Legislation aiming to speed up and streamline the prior authorization process for Medicare Advantage (MA) beneficiaries was passed by the House on Sept. 14. The bipartisan bill, Improving Seniors’ Timely Access to Care Act (H.R. 3173), aims to put in place requirements and standards for MA prior authorization, the process insurance companies use to determine if a product or service will be covered, and if so, if it will be completely or partially covered.
According to the summary for the bill on Congress.gov, MA plans would need to meet three key requirements:
1. Establish an electronic prior authorization program that meets specified standards, including the ability to provide real-time decisions in response to requests for items and services that are routinely approved
2. Annually publish specified prior authorization information, including the percentage of requests approved and the average response time
3. Meet other standards, as set by the Centers for Medicare & Medicaid Services, relating to the quality and timeliness of prior authorization determinationsImproving Seniors’ Timely Access to Care Act (H.R. 3173)
The legislation would put a stop to “obstructive” prior authorization practices that delay or deny patients access to critical health services and treatments, healthcare groups say.

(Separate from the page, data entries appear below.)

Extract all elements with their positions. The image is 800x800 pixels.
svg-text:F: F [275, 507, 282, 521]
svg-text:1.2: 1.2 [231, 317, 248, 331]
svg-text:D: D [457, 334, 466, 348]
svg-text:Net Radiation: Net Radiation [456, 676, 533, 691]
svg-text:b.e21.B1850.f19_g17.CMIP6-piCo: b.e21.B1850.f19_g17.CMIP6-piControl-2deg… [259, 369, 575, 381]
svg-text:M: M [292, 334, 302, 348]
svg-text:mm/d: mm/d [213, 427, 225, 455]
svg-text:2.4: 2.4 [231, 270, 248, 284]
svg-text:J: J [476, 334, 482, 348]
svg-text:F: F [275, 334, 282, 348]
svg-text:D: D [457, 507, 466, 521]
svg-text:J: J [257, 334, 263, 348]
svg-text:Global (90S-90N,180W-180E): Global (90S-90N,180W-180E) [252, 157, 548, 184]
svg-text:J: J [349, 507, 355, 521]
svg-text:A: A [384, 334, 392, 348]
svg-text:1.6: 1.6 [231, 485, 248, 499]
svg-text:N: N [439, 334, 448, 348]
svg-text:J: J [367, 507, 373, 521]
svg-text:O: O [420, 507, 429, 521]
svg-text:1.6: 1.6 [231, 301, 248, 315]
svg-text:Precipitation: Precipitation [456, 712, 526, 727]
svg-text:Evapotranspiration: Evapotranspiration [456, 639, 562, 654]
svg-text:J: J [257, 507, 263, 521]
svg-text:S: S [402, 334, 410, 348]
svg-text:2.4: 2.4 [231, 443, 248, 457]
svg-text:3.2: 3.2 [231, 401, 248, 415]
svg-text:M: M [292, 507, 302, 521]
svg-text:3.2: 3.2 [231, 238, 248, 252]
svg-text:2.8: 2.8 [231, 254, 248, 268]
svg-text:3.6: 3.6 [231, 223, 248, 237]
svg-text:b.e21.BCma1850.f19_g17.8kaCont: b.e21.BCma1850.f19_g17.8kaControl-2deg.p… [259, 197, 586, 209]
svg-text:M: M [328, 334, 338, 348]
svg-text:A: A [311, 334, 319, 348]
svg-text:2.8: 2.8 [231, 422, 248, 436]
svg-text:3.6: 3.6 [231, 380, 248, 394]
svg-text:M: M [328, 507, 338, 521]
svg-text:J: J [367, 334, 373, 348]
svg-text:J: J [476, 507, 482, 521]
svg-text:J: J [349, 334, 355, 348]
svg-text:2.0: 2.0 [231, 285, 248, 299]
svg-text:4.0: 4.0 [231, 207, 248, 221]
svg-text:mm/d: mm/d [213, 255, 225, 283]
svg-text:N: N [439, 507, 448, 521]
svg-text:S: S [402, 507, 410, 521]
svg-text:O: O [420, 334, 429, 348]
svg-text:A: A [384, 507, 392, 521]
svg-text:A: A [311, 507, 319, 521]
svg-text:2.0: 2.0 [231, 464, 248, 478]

Healthcare Groups Overwhelmingly Support Bill
“Obstructive prior authorization practices create unnecessary delays for clinically appropriate, evidence-based treatments,” the American Society for Radiation Oncology (ASTRO) said in a recent press release. “These disruptions cause added anxiety for people who need life-saving cancer treatments, as delays in the start of radiation therapy are associated with worse outcomes for people with cancer. Prior authorization also wastes critical time and resources for clinics that are still rebounding from the ongoing pandemic.”
The American Hospital Association (AHA) also praised the recent House passage of the bill, which was first introduced in the House in May 2021 by Representatives Suzan DelBene (D-Wash.), Mike Kelly (R-Pa.), Ami Bera, MD (D-Calif.), and Larry Bucshon, MD (R-Ind.), gaining 323 co-sponsors out of 435 members of the House, according to the ASTRO press release.
“This legislation takes important steps to reduce the burden and complexity of prior authorization requirements imposed by Medicare Advantage plans,” the AHA said in a Sept. 14 statement. “These provisions will help Medicare patients access the care they need in a timely manner while reducing the strain on our already taxed health care workforce.”
Now that the bill is before the Senate, many of the almost 500 healthcare groups supporting it are urging the Senate to act quickly to advance the bill. However, early signs of support show promise that the bill will become law. According to both ASTRO and the American Academy of Ophthalmology, a complementary bill introduced in the Senate in October 2021 currently has 42 co-sponsors in the Senate, a level of support which the AHA says it “is encouraged by,” also urging the Senate “to take action on these critical protections” for patients.